Meet Dr. Linda See of the The Geo-Wiki Project -  a tool for improving the current information that we have about global land cover. Although the physical surface is mapped regularly by remote sensing, this information is currently not correct in many places. By using Geo-Wiki to examine satellite imagery and helping us to identify the correct land cover types, we can vastly improve our current maps. These maps are really important for monitoring deforestation, assessing food security and modeling future land cover. Our latest game, called Cropland Capture, invites players to identify cropland areas from satellite imagery and compete for prizes. Come try it out and help us to improve our knowledge of where current crops are grown globally.
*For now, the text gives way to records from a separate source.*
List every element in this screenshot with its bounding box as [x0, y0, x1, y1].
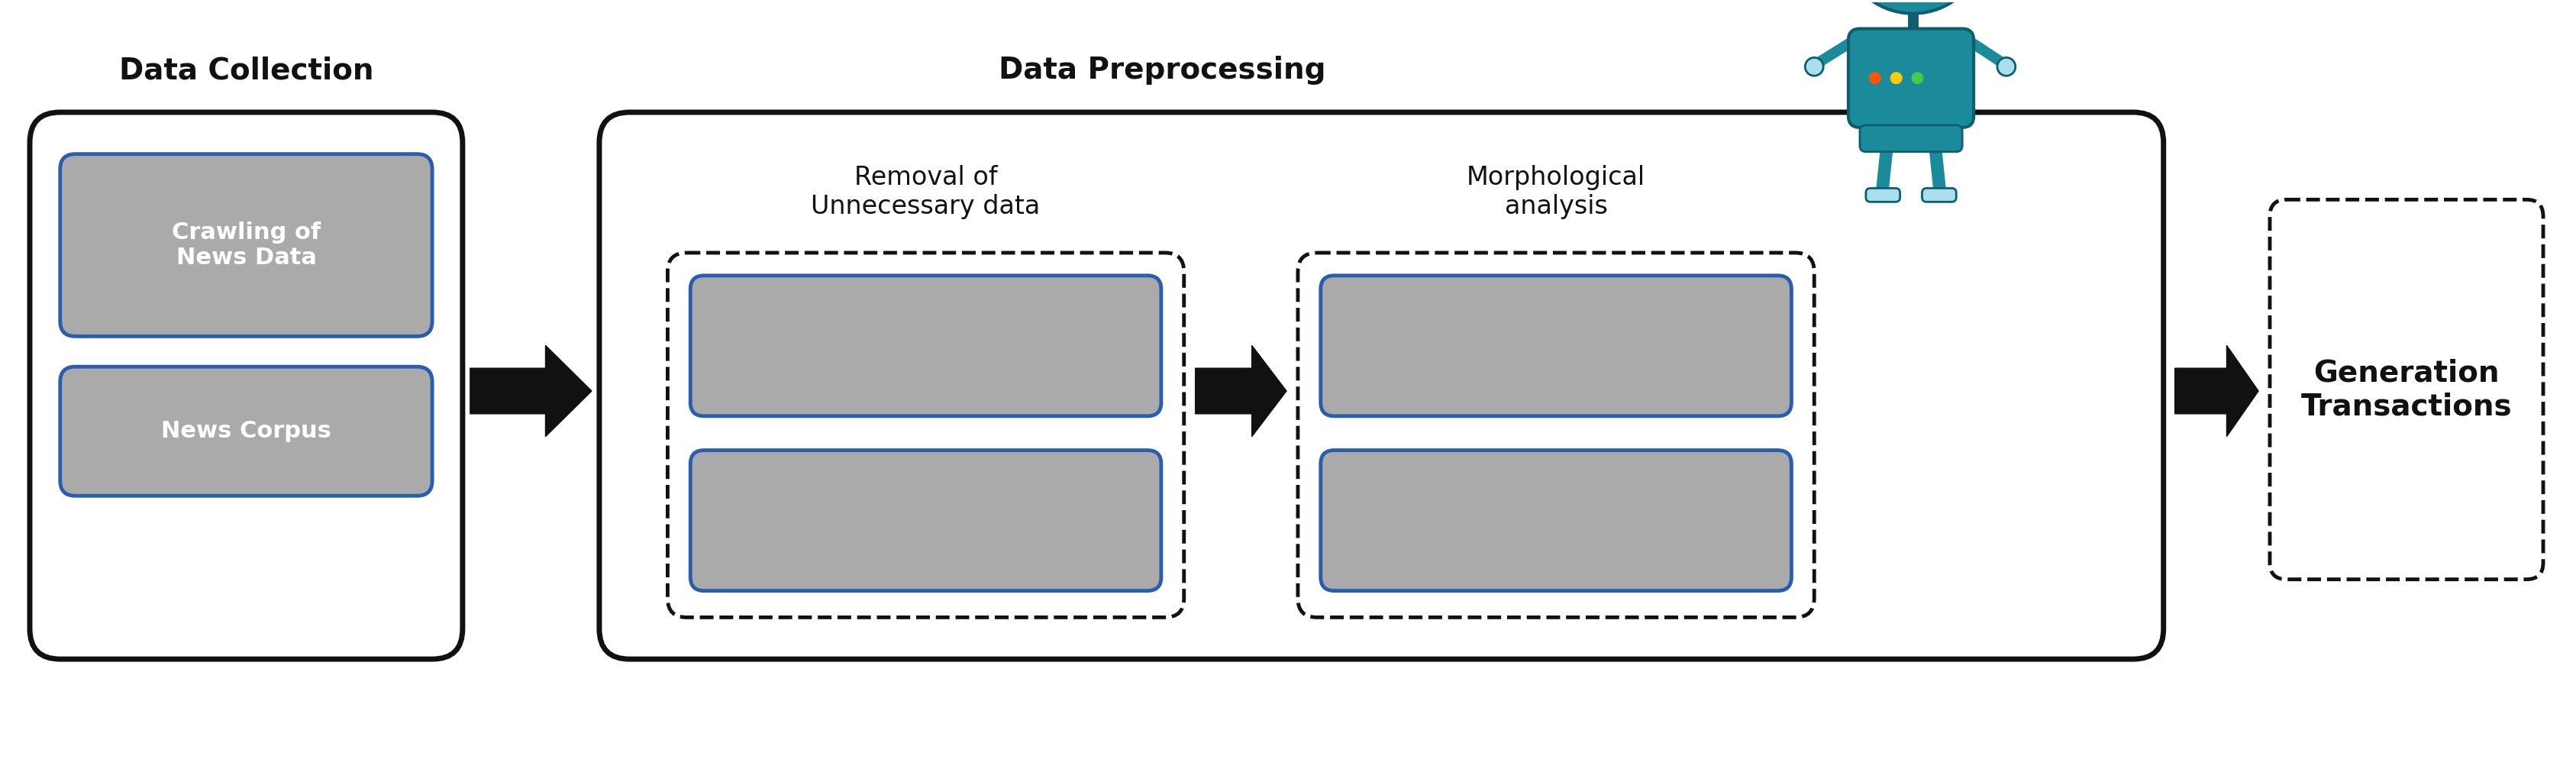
Polygon shape	[2174, 346, 2259, 436]
Text: News Corpus: News Corpus	[162, 420, 332, 443]
FancyBboxPatch shape	[600, 113, 2164, 659]
Circle shape	[1870, 72, 1880, 84]
Text: Data Collection: Data Collection	[118, 56, 374, 85]
Text: Stop words: Stop words	[1481, 335, 1631, 357]
FancyBboxPatch shape	[690, 450, 1162, 590]
Polygon shape	[471, 346, 592, 436]
FancyBboxPatch shape	[1860, 125, 1963, 152]
Text: Morphological
analysis: Morphological analysis	[1466, 165, 1646, 219]
Polygon shape	[1195, 346, 1285, 436]
Circle shape	[1842, 0, 1986, 13]
FancyBboxPatch shape	[59, 367, 433, 496]
Circle shape	[1996, 58, 2014, 76]
FancyBboxPatch shape	[2269, 199, 2543, 579]
FancyBboxPatch shape	[1850, 29, 1973, 127]
Text: Generation
Transactions: Generation Transactions	[2300, 358, 2512, 421]
Text: Noun
Extraction: Noun Extraction	[1489, 497, 1623, 544]
Circle shape	[1891, 72, 1901, 84]
FancyBboxPatch shape	[31, 113, 464, 659]
Text: Number: Number	[873, 335, 979, 357]
FancyBboxPatch shape	[690, 275, 1162, 416]
FancyBboxPatch shape	[1321, 275, 1790, 416]
Circle shape	[1806, 58, 1824, 76]
Text: Crawling of
News Data: Crawling of News Data	[173, 221, 319, 269]
Text: Removal of
Unnecessary data: Removal of Unnecessary data	[811, 165, 1041, 219]
FancyBboxPatch shape	[59, 154, 433, 336]
Text: Data Preprocessing: Data Preprocessing	[999, 56, 1327, 85]
FancyBboxPatch shape	[1865, 188, 1901, 202]
FancyBboxPatch shape	[1321, 450, 1790, 590]
Text: Punctuation: Punctuation	[848, 509, 1005, 531]
Circle shape	[1911, 72, 1924, 84]
FancyBboxPatch shape	[1922, 188, 1955, 202]
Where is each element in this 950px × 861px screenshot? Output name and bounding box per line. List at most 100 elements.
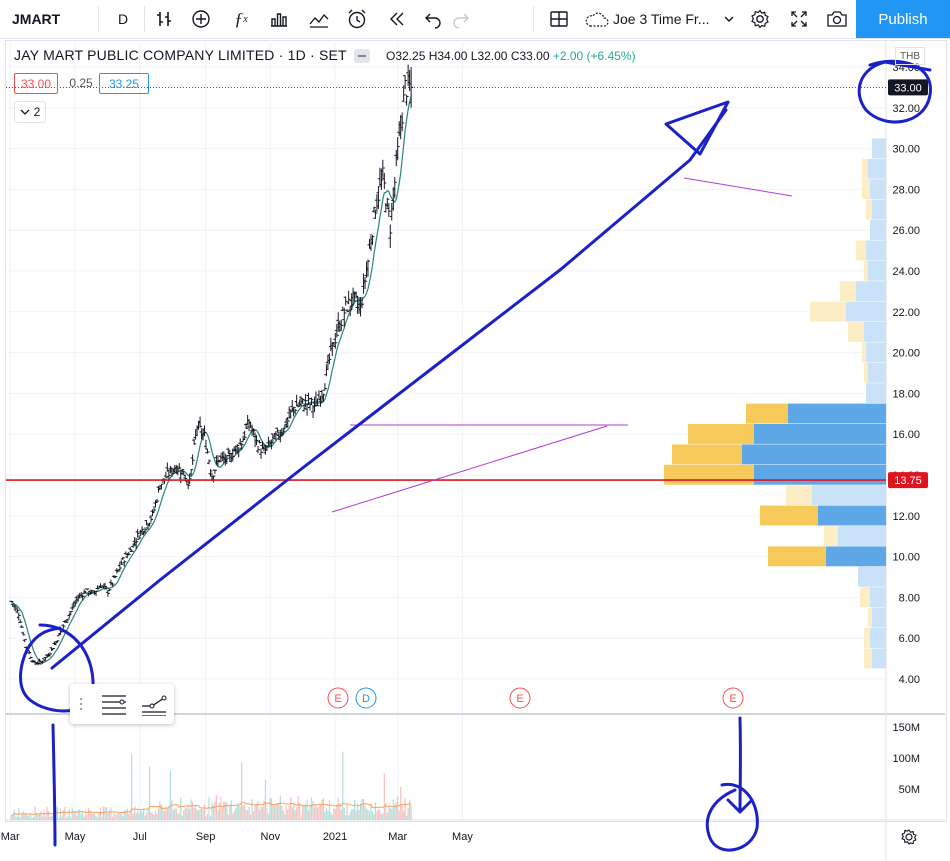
interval-button[interactable]: D bbox=[117, 11, 129, 27]
volume-bar bbox=[355, 810, 357, 820]
volume-bar bbox=[154, 811, 157, 820]
ohlc-bar bbox=[9, 600, 14, 603]
templates-icon[interactable] bbox=[304, 0, 334, 38]
compare-add-icon[interactable] bbox=[186, 0, 216, 38]
ohlc-bar bbox=[12, 605, 17, 609]
volume-bar bbox=[58, 817, 60, 820]
financials-icon[interactable] bbox=[264, 0, 294, 38]
drag-handle-icon[interactable] bbox=[78, 696, 84, 712]
volume-bar bbox=[345, 815, 347, 820]
volume-bar bbox=[383, 773, 385, 820]
alert-clock-icon[interactable] bbox=[342, 0, 372, 38]
redo-icon[interactable] bbox=[446, 0, 476, 38]
volume-bar bbox=[359, 803, 362, 820]
volume-bar bbox=[171, 800, 173, 820]
volume-bar bbox=[199, 808, 201, 820]
chevron-down-icon[interactable] bbox=[718, 0, 740, 38]
ohlc-bar bbox=[15, 608, 20, 614]
buy-price[interactable]: 33.25 bbox=[99, 73, 149, 94]
ohlc-bar bbox=[166, 470, 171, 481]
ohlc-bar bbox=[293, 408, 298, 415]
volume-bar bbox=[217, 810, 219, 820]
volume-bar bbox=[386, 812, 388, 820]
volume-bar bbox=[371, 811, 374, 820]
fullscreen-icon[interactable] bbox=[784, 0, 814, 38]
profile-up-bar bbox=[872, 648, 886, 669]
profile-up-bar bbox=[868, 158, 886, 179]
profile-down-bar bbox=[746, 403, 788, 424]
replay-icon[interactable] bbox=[382, 0, 412, 38]
volume-bar bbox=[202, 809, 204, 820]
volume-bar bbox=[196, 809, 198, 820]
volume-bar bbox=[309, 804, 311, 820]
price-tick-label: 10.00 bbox=[892, 552, 920, 564]
regression-lines-icon[interactable] bbox=[140, 692, 168, 716]
ohlc-bar bbox=[180, 468, 185, 475]
volume-bar bbox=[71, 807, 73, 820]
layout-name[interactable]: Joe 3 Time Fr... bbox=[613, 11, 710, 27]
ohlc-bar bbox=[68, 611, 73, 615]
volume-bar bbox=[389, 808, 391, 820]
layout-grid-icon[interactable] bbox=[544, 0, 574, 38]
ohlc-bar bbox=[18, 619, 23, 623]
indicators-toggle[interactable]: 2 bbox=[14, 101, 46, 123]
ohlc-bar bbox=[281, 428, 286, 436]
volume-bar bbox=[123, 810, 125, 820]
volume-bar bbox=[300, 816, 302, 820]
volume-bar bbox=[397, 796, 399, 820]
ohlc-bar bbox=[254, 435, 259, 446]
volume-bar bbox=[208, 796, 210, 820]
profile-up-bar bbox=[866, 342, 886, 363]
gear-icon[interactable] bbox=[745, 0, 775, 38]
volume-bar bbox=[135, 813, 137, 820]
ohlc-bar bbox=[202, 425, 207, 437]
volume-bar bbox=[354, 800, 356, 820]
volume-bar bbox=[241, 762, 243, 820]
ohlc-bar bbox=[149, 514, 154, 522]
volume-ma-line bbox=[11, 802, 412, 816]
profile-up-bar bbox=[754, 464, 886, 485]
volume-bar bbox=[67, 815, 69, 820]
profile-down-bar bbox=[672, 444, 742, 465]
volume-bar bbox=[157, 808, 160, 820]
volume-bar bbox=[96, 817, 99, 820]
volume-bar bbox=[376, 811, 378, 820]
fib-lines-icon[interactable] bbox=[100, 692, 128, 716]
volume-bar bbox=[212, 804, 215, 820]
ohlc-bar bbox=[385, 197, 390, 208]
profile-up-bar bbox=[818, 505, 886, 526]
ohlc-bar bbox=[239, 443, 244, 450]
price-tick-label: 32.00 bbox=[892, 103, 920, 115]
volume-bar bbox=[65, 817, 67, 820]
volume-bar bbox=[177, 813, 179, 820]
volume-bar bbox=[406, 815, 408, 820]
toolbar-divider bbox=[533, 6, 534, 32]
ohlc-bar bbox=[303, 393, 308, 408]
minus-icon[interactable] bbox=[354, 49, 370, 63]
publish-button[interactable]: Publish bbox=[856, 0, 950, 38]
undo-icon[interactable] bbox=[418, 0, 448, 38]
sell-price[interactable]: 33.00 bbox=[14, 73, 58, 94]
ohlc-bar bbox=[16, 612, 21, 621]
bar-style-icon[interactable] bbox=[150, 0, 180, 38]
volume-bar bbox=[108, 810, 111, 820]
breakout-trendline bbox=[683, 177, 793, 197]
ohlc-bar bbox=[404, 94, 409, 106]
volume-bar bbox=[336, 804, 338, 820]
camera-icon[interactable] bbox=[822, 0, 852, 38]
volume-bar bbox=[41, 816, 44, 820]
ohlc-bar bbox=[403, 75, 408, 90]
big-arrow-shaft bbox=[50, 108, 728, 670]
volume-bar bbox=[380, 814, 383, 820]
volume-bar bbox=[394, 804, 396, 820]
ohlc-bar bbox=[50, 647, 55, 651]
ohlc-bar bbox=[395, 137, 400, 161]
symbol-title[interactable]: JAY MART PUBLIC COMPANY LIMITED · 1D · S… bbox=[14, 47, 347, 63]
ohlc-bar bbox=[322, 383, 327, 391]
spread-value: 0.25 bbox=[69, 75, 93, 90]
volume-bar bbox=[273, 805, 275, 820]
symbol-search[interactable]: JMART bbox=[12, 11, 61, 27]
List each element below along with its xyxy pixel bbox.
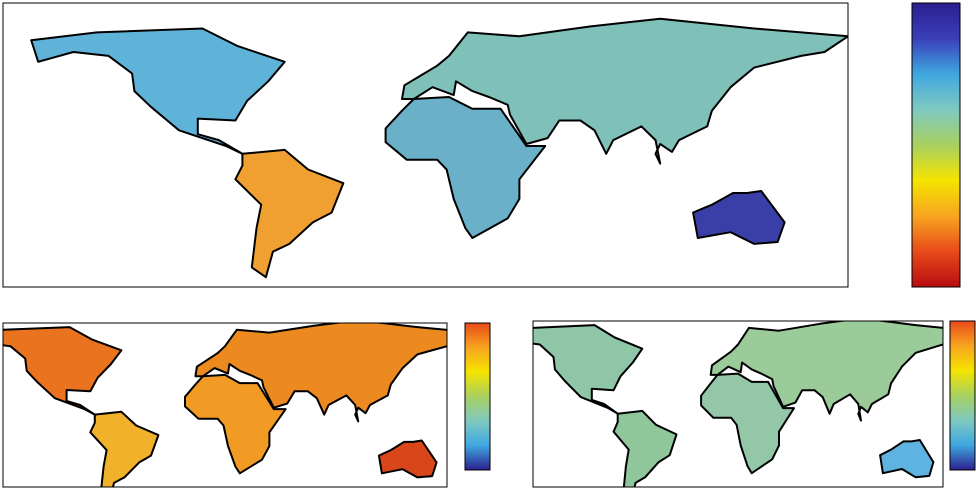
colorbar — [911, 2, 961, 288]
continent — [692, 190, 786, 245]
map-panel — [532, 320, 976, 488]
map-panel — [2, 2, 961, 288]
continent — [879, 439, 935, 479]
map-frame — [2, 322, 448, 488]
map-frame — [2, 2, 849, 288]
continent — [184, 373, 287, 475]
continent — [30, 27, 286, 155]
colorbar — [464, 322, 491, 471]
continent — [533, 324, 644, 415]
land — [3, 323, 447, 487]
continent — [194, 323, 447, 423]
continent — [401, 17, 848, 165]
colorbar — [949, 320, 976, 471]
land — [30, 17, 848, 279]
continent — [234, 148, 345, 279]
map-panel — [2, 322, 491, 488]
continent — [384, 96, 547, 239]
continent — [377, 439, 438, 479]
continent — [89, 410, 160, 487]
land — [533, 321, 943, 487]
map-frame — [532, 320, 944, 488]
continent — [3, 326, 123, 416]
continent — [709, 321, 943, 422]
continent — [612, 409, 678, 487]
continent — [700, 372, 795, 475]
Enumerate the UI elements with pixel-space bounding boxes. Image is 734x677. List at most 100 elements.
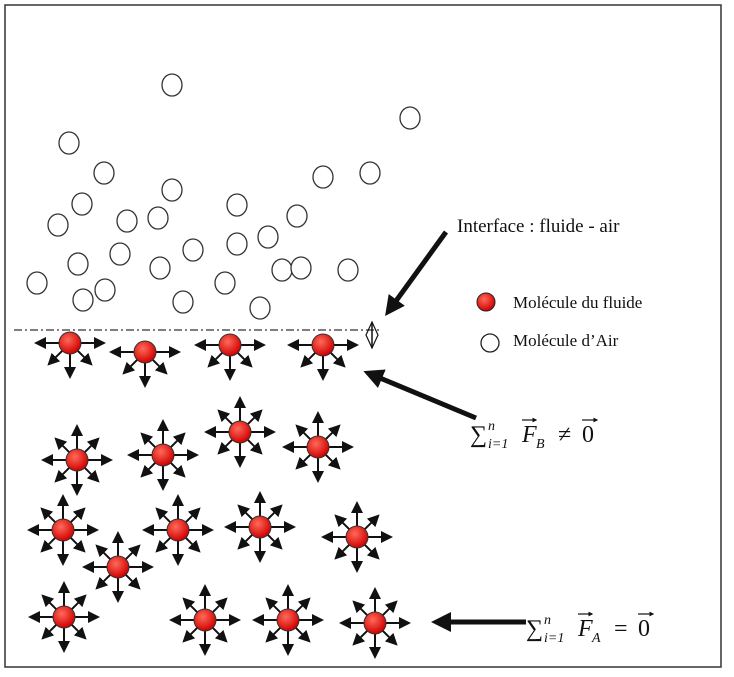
fluid-molecule xyxy=(306,435,330,459)
air-molecule xyxy=(149,256,171,280)
force-arrow xyxy=(237,504,253,520)
air-molecule xyxy=(271,258,293,282)
force-arrow xyxy=(207,352,223,368)
force-arrow xyxy=(295,454,311,470)
fluid-molecule xyxy=(276,608,300,632)
force-arrow xyxy=(40,537,56,553)
force-arrow xyxy=(217,439,233,455)
legend-fluid: Molécule du fluide xyxy=(513,293,642,312)
air-molecule xyxy=(116,209,138,233)
air-molecule xyxy=(312,165,334,189)
air-molecule xyxy=(249,296,271,320)
formula-vector: F xyxy=(577,616,593,642)
fluid-molecule xyxy=(345,525,369,549)
force-arrow xyxy=(54,467,70,483)
legend-fluid-icon xyxy=(476,292,496,312)
formula-subscript: A xyxy=(591,631,601,646)
force-arrow xyxy=(300,352,316,368)
force-arrow xyxy=(182,597,198,613)
formula-result: 0 xyxy=(638,616,650,642)
fluid-molecule xyxy=(218,333,242,357)
force-arrow xyxy=(71,594,87,610)
force-arrow xyxy=(95,574,111,590)
force-arrow xyxy=(265,597,281,613)
air-molecule xyxy=(399,106,421,130)
formula-sum: ∑ xyxy=(470,422,487,448)
force-arrow xyxy=(95,544,111,560)
air-molecule xyxy=(58,131,80,155)
force-arrow xyxy=(41,594,57,610)
force-arrow xyxy=(71,624,87,640)
air-molecule xyxy=(94,278,116,302)
force-arrow xyxy=(382,600,398,616)
force-arrow xyxy=(247,409,263,425)
interface-marker xyxy=(365,320,379,350)
force-arrow xyxy=(212,597,228,613)
formula-sum: ∑ xyxy=(526,616,543,642)
formula-lower: i=1 xyxy=(488,437,508,452)
force-arrow xyxy=(267,534,283,550)
fluid-molecule xyxy=(193,608,217,632)
formula-result: 0 xyxy=(582,422,594,448)
force-arrow xyxy=(185,537,201,553)
air-molecule xyxy=(226,232,248,256)
formula-relation: = xyxy=(614,616,628,642)
interface-label: Interface : fluide - air xyxy=(457,216,620,237)
air-molecule xyxy=(67,252,89,276)
force-arrow xyxy=(122,359,138,375)
pointer-arrow xyxy=(363,369,477,421)
legend-air: Molécule d’Air xyxy=(513,331,619,350)
fluid-molecules xyxy=(27,331,411,659)
legend-air-icon xyxy=(480,333,500,353)
force-arrow xyxy=(325,454,341,470)
force-arrow xyxy=(170,432,186,448)
force-arrow xyxy=(267,504,283,520)
force-arrow xyxy=(41,624,57,640)
formula-relation: ≠ xyxy=(558,422,571,448)
air-molecule xyxy=(161,73,183,97)
force-arrow xyxy=(330,352,346,368)
force-arrow xyxy=(295,597,311,613)
force-arrow xyxy=(247,439,263,455)
pointer-arrow xyxy=(385,230,449,317)
fluid-molecule xyxy=(106,555,130,579)
force-arrow xyxy=(70,537,86,553)
force-arrow xyxy=(182,627,198,643)
air-molecule xyxy=(172,290,194,314)
force-arrow xyxy=(382,630,398,646)
fluid-molecule xyxy=(52,605,76,629)
force-arrow xyxy=(185,507,201,523)
fluid-molecule xyxy=(65,448,89,472)
formula-vector: F xyxy=(521,422,537,448)
force-arrow xyxy=(364,544,380,560)
air-molecules xyxy=(26,73,421,320)
formula-surface: ∑ n i=1 F B ≠ 0 xyxy=(470,417,599,452)
force-arrow xyxy=(364,514,380,530)
force-arrow xyxy=(47,350,63,366)
fluid-molecule xyxy=(51,518,75,542)
force-arrow xyxy=(140,432,156,448)
force-arrow xyxy=(352,630,368,646)
force-arrow xyxy=(40,507,56,523)
air-molecule xyxy=(147,206,169,230)
formula-lower: i=1 xyxy=(544,631,564,646)
force-arrow xyxy=(352,600,368,616)
air-molecule xyxy=(47,213,69,237)
air-molecule xyxy=(226,193,248,217)
force-arrow xyxy=(295,627,311,643)
force-arrow xyxy=(84,467,100,483)
force-arrow xyxy=(265,627,281,643)
formula-subscript: B xyxy=(536,437,545,452)
fluid-molecule xyxy=(363,611,387,635)
force-arrow xyxy=(334,544,350,560)
force-arrow xyxy=(212,627,228,643)
formula-bulk: ∑ n i=1 F A = 0 xyxy=(526,611,655,646)
force-arrow xyxy=(152,359,168,375)
force-arrow xyxy=(237,352,253,368)
force-arrow xyxy=(54,437,70,453)
air-molecule xyxy=(71,192,93,216)
air-molecule xyxy=(214,271,236,295)
force-arrow xyxy=(125,544,141,560)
Meet Aidan Green from the Met Office WOW Project.  The Weather Observations Website was launched in June 2011 by the Met Office, with support from the Royal Meteorological Society and the Department for Education, for weather observers across the UK – which could include weather reports from you. The purpose of the website is to provide a platform for the sharing of current weather observations from all around the globe, regardless of where they come from, what level of detail or the frequency of reports. WOW has been set up in partnership with the Royal Meteorological Society, the  Department for Education and the Public Weather Service to help coordinate the growth of the amateur observing community in the UK.